From a distance, Ethan Lavallee could easily pass as an NHL defenseman. At nearly 6-foot-6 (he's officially listed at 6-foot-5 1/2) and 192 pounds, he would weigh in on the lighter side of a professional hockey backliner, but he would hardly be out of place in a team photoshoot.
Yet Lavallee isn't an NHL player. In fact, he's not even a college player … or a high school player. Rather, Lavallee is the biggest 12-year-old hockey player you or anyone else has ever seen. A native of Sudbury, Ontario, about five hours from Toronto, Lavallee plays for AAA Peewee Nickel City Sons, who stand third in the competitive Ontario Peewee league.
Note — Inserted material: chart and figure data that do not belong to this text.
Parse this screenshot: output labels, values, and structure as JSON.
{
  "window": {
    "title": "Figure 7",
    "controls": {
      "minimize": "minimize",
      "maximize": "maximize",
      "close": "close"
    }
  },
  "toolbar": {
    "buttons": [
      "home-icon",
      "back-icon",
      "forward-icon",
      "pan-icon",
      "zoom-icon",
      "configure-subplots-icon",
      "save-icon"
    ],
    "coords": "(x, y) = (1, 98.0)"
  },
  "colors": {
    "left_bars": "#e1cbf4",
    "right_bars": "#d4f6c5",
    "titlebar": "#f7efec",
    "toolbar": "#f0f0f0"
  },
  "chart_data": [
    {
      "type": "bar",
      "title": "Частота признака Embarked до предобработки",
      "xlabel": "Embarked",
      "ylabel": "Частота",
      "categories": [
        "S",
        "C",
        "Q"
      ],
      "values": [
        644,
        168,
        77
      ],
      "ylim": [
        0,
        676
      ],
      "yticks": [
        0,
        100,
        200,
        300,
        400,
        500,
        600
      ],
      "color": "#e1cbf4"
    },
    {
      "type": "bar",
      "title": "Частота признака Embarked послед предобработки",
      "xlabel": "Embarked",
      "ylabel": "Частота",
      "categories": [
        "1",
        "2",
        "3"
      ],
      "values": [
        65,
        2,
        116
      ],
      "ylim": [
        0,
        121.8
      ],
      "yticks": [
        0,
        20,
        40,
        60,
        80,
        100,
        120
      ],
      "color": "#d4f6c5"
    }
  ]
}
As reported in a terrific feature in the Toronto Star, Lavallee is the top scorer for the Nickel City Sons, which may not come as a surprise given the fact that he's a full foot taller than most other kids on the ice. What is surprising is that while players his size are almost always defenders by trade, Lavallee has insisted on becoming a forward.
As one might expect, Lavallee is expected to be a physical presence on the ice as well. That presents a rather unique problem, since any hits to the head in the minimal contact Ontario league draw a mandatory two-minute penalty.
That's a much bigger problem for Lavallee, since his shoulder is at most other players' head level.
"Sometimes I'll hit, but whenever I hit I make sure I'm down low and never shoulder to head," Lavallee told the Star. "There are people gunning for me on the other teams."
The concern about other players "gunning" for Lavallee has been reinforced by his coach, Dan Giroux.
"Is he really 12 years old? He becomes a target," Giroux told the Star. "Being that big, a lot of kids want to say they knocked him down. He takes a lot of abuse from the fans and even other coaches. Anytime he runs into a child they think he's trying to kill them."
For now, Lavallee and his size 14 feet are still a "bundle of long-limbed potential," as the Star's Kerry Gillespie put it. In the meantime, Lavallee and his parents will keep hoping for the exact opposite of Tom Hanks' character in the movie Big: They just want Ethan to stop growing before he's forced into becoming a basketball player.
"Constantly growing really doesn't help," Lavallee told the Star. "I get used to skating and then I grow one-and-a-half inches in one month and I kind of lose the feel for it."